Hello, yes, I’m an AI researcher that specifically works on systems that can explain why they made the decisions they made. I also have some background in anomaly detection work (read: predictive classifiers failing or giving false/positives or negatives).
This is really an awful idea. All it really does is magnify social biases and causes people to “trust in the unbiased computer” as opposed to dealing with large systemic issues in the criminal justice system.
The biggest issue comes down to training data, you could:
Select real crime statistics, in which case it inherits all the biases in the criminal justice system present. For instance, it could predict person A has a high chance of recidivism because they’re from a majority minority neighborhood (that’s assuming they don’t straight up use inadmissables like race which um… they have in the past). This doesn’t take into account that “recidivism” is only going to register if they get re-arrested, which is naturally going to happen for POC and other groups that get unduly arrested more in the first place.
Make up fabricated data based on crime statistic from some model you’ve developed. Congrats, you’ve just inherited the biases of whoever made the data set.
Use a modification of (1), but somehow label individual instances as “good” or “bad” or tag their “level of correctness” somehow. You’ve basically just now made 1 with the problems of 2 as well, congrats.
Half the time we make a computer vision software it fails because there’s a plant in the background or because someone is black. Criminal sentencing is far too sensitive to overfitting to extremely subtle social biases to be usable in its current form.

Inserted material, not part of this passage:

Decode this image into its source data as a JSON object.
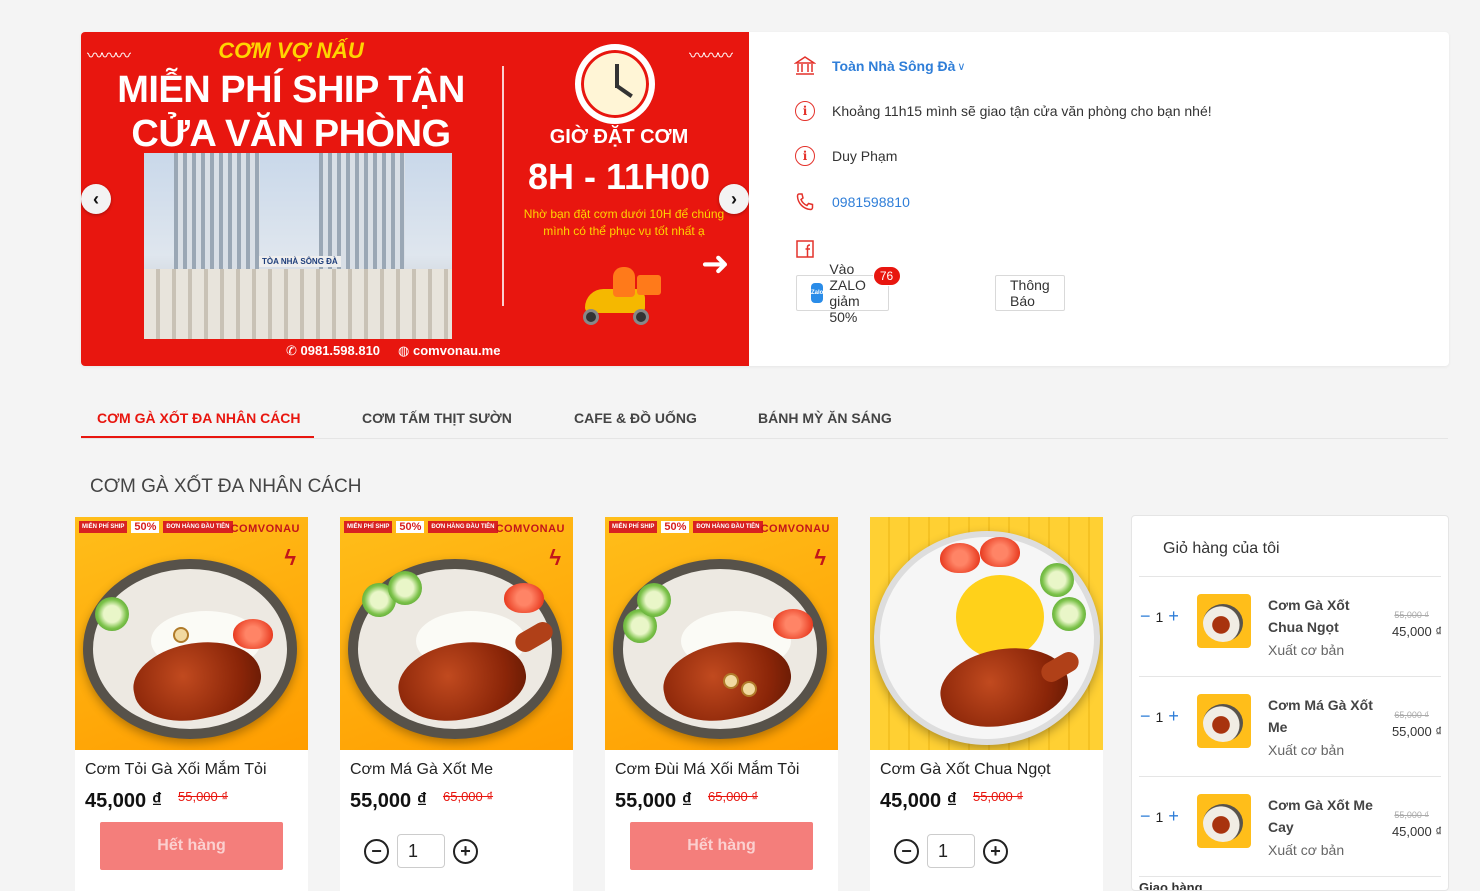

Yes, these techniques are maximizing or minimizing some function, but fundamentally overfitting or fitting to data produced by a heavily biased system is a problem. The system just cannot do anything more than reinforce the system it’s trained to replicate, or conform to a specific person or team’s vision of that system.
Overall, things likely won’t change much if we trust an AI system to produce these results, and there may even be cases where a very racist judge is less racist because of the prediction (of course, the opposite is also true). But it really just adds an air of fallacious validity to our flawed-in-the-first-place system.
The wrinkle is that uneven enforcement inflates crime statistics among groups facing stricter enforcement. Having the AI codify that isn’t the most effective.
I agree that is a confounding variable. Doesn’t mean you should just abandon using AI or numbers and go by the gut feeling of a judge or parole officer, though.
That’s really all I’m saying- and it’s really all that most people in favor of these tools are saying. From the outside, it’s easy to see that there would be a problem with your hypothetical “parole officers are harder on Blacks so they violate more often so they are denied parole more often.” I would bet my bottom dollar you never imagined the following absolutely true situation. An officer completed a re-assessment of an offender. The offender had been doing well , and the tool recommended less intensive supervision. The officer wanted to override the tool and keep him at the same level of supervision. When asked for the rationale, the officer replied “He’s not living up to his potential”. That is absolutely not supposed to be a factor - but I’m sure it would have been an unseen factor if that officer was making the decision based on his own judgement.